Registering with invalid keys will result in a "🚫" reaction being given to the response. Normal conversations will not be processed unless a chat or conversation id is whitelisted.
Responses are queued if there are multiple requests simultaneously. The bot will react to a message with "💤" if the message is queued following by a "🕤" reaction if the message is being processed. If a message isn't handled within a minute, the message will be timed out. If a message is handled successfully the bot will react with a "✅".
The responses are identical to a chatGPT window (as it practically IS chatGPT) and will keep track of conversations based on a gptConversationId
to make sure each group or conversation retains their own message chain.
Use !help to get a list of all the commands. You can enable/disable certain commands by adjusting the getCommands()
function in commandHelper.ts
Following is a global list of all features:
- Whitelist support
- Conversation tracking
- Conversation contexts
- Audio responses
- Image responses (You'll have to supply your own playgroundai.com API key)

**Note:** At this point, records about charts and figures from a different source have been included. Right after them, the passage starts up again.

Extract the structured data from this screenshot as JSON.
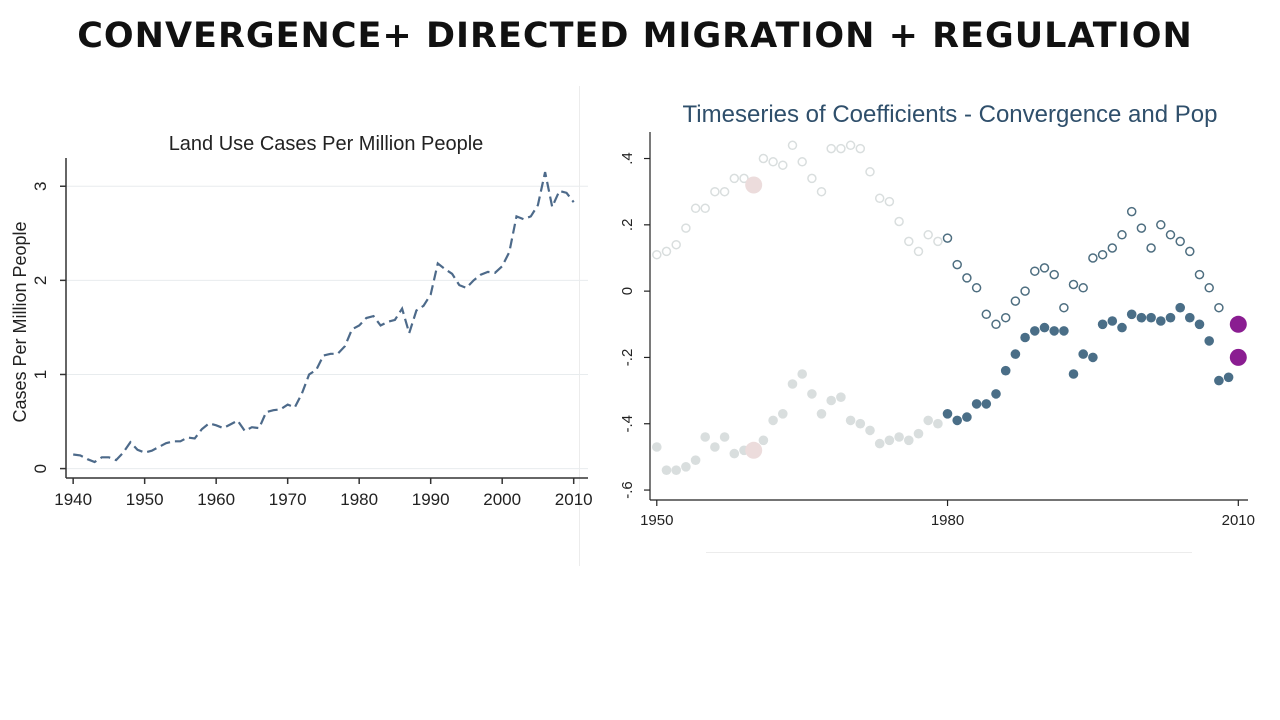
{
  "slide": {
    "title": "CONVERGENCE+ DIRECTED MIGRATION + REGULATION"
  },
  "chart_data": [
    {
      "type": "line",
      "title": "Land Use Cases Per Million People",
      "xlabel": "",
      "ylabel": "Cases Per Million People",
      "xlim": [
        1939,
        2012
      ],
      "ylim": [
        -0.1,
        3.3
      ],
      "x_ticks": [
        "1940",
        "1950",
        "1960",
        "1970",
        "1980",
        "1990",
        "2000",
        "2010"
      ],
      "y_ticks": [
        "0",
        "1",
        "2",
        "3"
      ],
      "grid": true,
      "line_style": "dashed",
      "color": "#4d6a8a",
      "series": [
        {
          "x": [
            1940,
            1941,
            1942,
            1943,
            1944,
            1945,
            1946,
            1947,
            1948,
            1949,
            1950,
            1951,
            1952,
            1953,
            1954,
            1955,
            1956,
            1957,
            1958,
            1959,
            1960,
            1961,
            1962,
            1963,
            1964,
            1965,
            1966,
            1967,
            1968,
            1969,
            1970,
            1971,
            1972,
            1973,
            1974,
            1975,
            1976,
            1977,
            1978,
            1979,
            1980,
            1981,
            1982,
            1983,
            1984,
            1985,
            1986,
            1987,
            1988,
            1989,
            1990,
            1991,
            1992,
            1993,
            1994,
            1995,
            1996,
            1997,
            1998,
            1999,
            2000,
            2001,
            2002,
            2003,
            2004,
            2005,
            2006,
            2007,
            2008,
            2009,
            2010
          ],
          "values": [
            0.15,
            0.14,
            0.1,
            0.07,
            0.12,
            0.12,
            0.09,
            0.17,
            0.28,
            0.2,
            0.17,
            0.19,
            0.23,
            0.27,
            0.29,
            0.29,
            0.33,
            0.32,
            0.42,
            0.48,
            0.46,
            0.43,
            0.47,
            0.51,
            0.4,
            0.44,
            0.43,
            0.6,
            0.62,
            0.63,
            0.68,
            0.65,
            0.8,
            1.0,
            1.05,
            1.2,
            1.22,
            1.22,
            1.3,
            1.48,
            1.52,
            1.6,
            1.62,
            1.52,
            1.56,
            1.58,
            1.7,
            1.44,
            1.68,
            1.73,
            1.85,
            2.18,
            2.12,
            2.07,
            1.95,
            1.92,
            2.0,
            2.06,
            2.09,
            2.08,
            2.15,
            2.3,
            2.68,
            2.65,
            2.68,
            2.8,
            3.15,
            2.78,
            2.95,
            2.93,
            2.83
          ]
        }
      ]
    },
    {
      "type": "scatter",
      "title": "Timeseries of Coefficients - Convergence and Pop",
      "xlabel": "",
      "ylabel": "",
      "xlim": [
        1949.3,
        2011
      ],
      "ylim": [
        -0.63,
        0.48
      ],
      "x_ticks": [
        "1950",
        "1980",
        "2010"
      ],
      "y_ticks": [
        ".4",
        ".2",
        "0",
        "-.2",
        "-.4",
        "-.6"
      ],
      "grid": false,
      "colors": {
        "hollow": "#4e6e80",
        "filled": "#4a6e87",
        "faded": "#d9dede",
        "faded_filled": "#d9dede",
        "highlight_pink": "#ecdcdc",
        "highlight_purple": "#8a1d91"
      },
      "series": [
        {
          "marker": "hollow",
          "x": [
            1950,
            1951,
            1952,
            1953,
            1954,
            1955,
            1956,
            1957,
            1958,
            1959,
            1960,
            1961,
            1962,
            1963,
            1964,
            1965,
            1966,
            1967,
            1968,
            1969,
            1970,
            1971,
            1972,
            1973,
            1974,
            1975,
            1976,
            1977,
            1978,
            1979,
            1980,
            1981,
            1982,
            1983,
            1984,
            1985,
            1986,
            1987,
            1988,
            1989,
            1990,
            1991,
            1992,
            1993,
            1994,
            1995,
            1996,
            1997,
            1998,
            1999,
            2000,
            2001,
            2002,
            2003,
            2004,
            2005,
            2006,
            2007,
            2008,
            2009,
            2010
          ],
          "values": [
            0.11,
            0.12,
            0.14,
            0.19,
            0.25,
            0.25,
            0.3,
            0.3,
            0.34,
            0.34,
            0.33,
            0.4,
            0.39,
            0.38,
            0.44,
            0.39,
            0.34,
            0.3,
            0.43,
            0.43,
            0.44,
            0.43,
            0.36,
            0.28,
            0.27,
            0.21,
            0.15,
            0.12,
            0.17,
            0.15,
            0.16,
            0.08,
            0.04,
            0.01,
            -0.07,
            -0.1,
            -0.08,
            -0.03,
            0.0,
            0.06,
            0.07,
            0.05,
            -0.05,
            0.02,
            0.01,
            0.1,
            0.11,
            0.13,
            0.17,
            0.24,
            0.19,
            0.13,
            0.2,
            0.17,
            0.15,
            0.12,
            0.05,
            0.01,
            -0.05,
            null,
            null
          ]
        },
        {
          "marker": "filled",
          "x": [
            1950,
            1951,
            1952,
            1953,
            1954,
            1955,
            1956,
            1957,
            1958,
            1959,
            1960,
            1961,
            1962,
            1963,
            1964,
            1965,
            1966,
            1967,
            1968,
            1969,
            1970,
            1971,
            1972,
            1973,
            1974,
            1975,
            1976,
            1977,
            1978,
            1979,
            1980,
            1981,
            1982,
            1983,
            1984,
            1985,
            1986,
            1987,
            1988,
            1989,
            1990,
            1991,
            1992,
            1993,
            1994,
            1995,
            1996,
            1997,
            1998,
            1999,
            2000,
            2001,
            2002,
            2003,
            2004,
            2005,
            2006,
            2007,
            2008,
            2009,
            2010
          ],
          "values": [
            -0.47,
            -0.54,
            -0.54,
            -0.53,
            -0.51,
            -0.44,
            -0.47,
            -0.44,
            -0.49,
            -0.48,
            -0.48,
            -0.45,
            -0.39,
            -0.37,
            -0.28,
            -0.25,
            -0.31,
            -0.37,
            -0.33,
            -0.32,
            -0.39,
            -0.4,
            -0.42,
            -0.46,
            -0.45,
            -0.44,
            -0.45,
            -0.43,
            -0.39,
            -0.4,
            -0.37,
            -0.39,
            -0.38,
            -0.34,
            -0.34,
            -0.31,
            -0.24,
            -0.19,
            -0.14,
            -0.12,
            -0.11,
            -0.12,
            -0.12,
            -0.25,
            -0.19,
            -0.2,
            -0.1,
            -0.09,
            -0.11,
            -0.07,
            -0.08,
            -0.08,
            -0.09,
            -0.08,
            -0.05,
            -0.08,
            -0.1,
            -0.15,
            -0.27,
            -0.26,
            null
          ]
        },
        {
          "marker": "highlight_pink",
          "x": [
            1960,
            1960
          ],
          "values": [
            0.32,
            -0.48
          ]
        },
        {
          "marker": "highlight_purple",
          "x": [
            2010,
            2010
          ],
          "values": [
            -0.1,
            -0.2
          ]
        }
      ]
    }
  ]
}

- Video responses (You'll have to supply your own runwayml.com API key(s))
- Looped conversations (Wouldn't recommend turning this on. ChatGPT will start talking to itself and responses will get less and less verbose over time.)
The server works as a mock chatGPT session where chromium runs puppeteer and accessess the chatGPT backend API using the javascript console. The reason this works is because we're sending requests from the chat.openai.com
domain.
Initially you'll have to log in using a chat.openai.com
account but after that re-logging in should only be required once the server isn't running for some amount of time (should be around ~ 30 mins).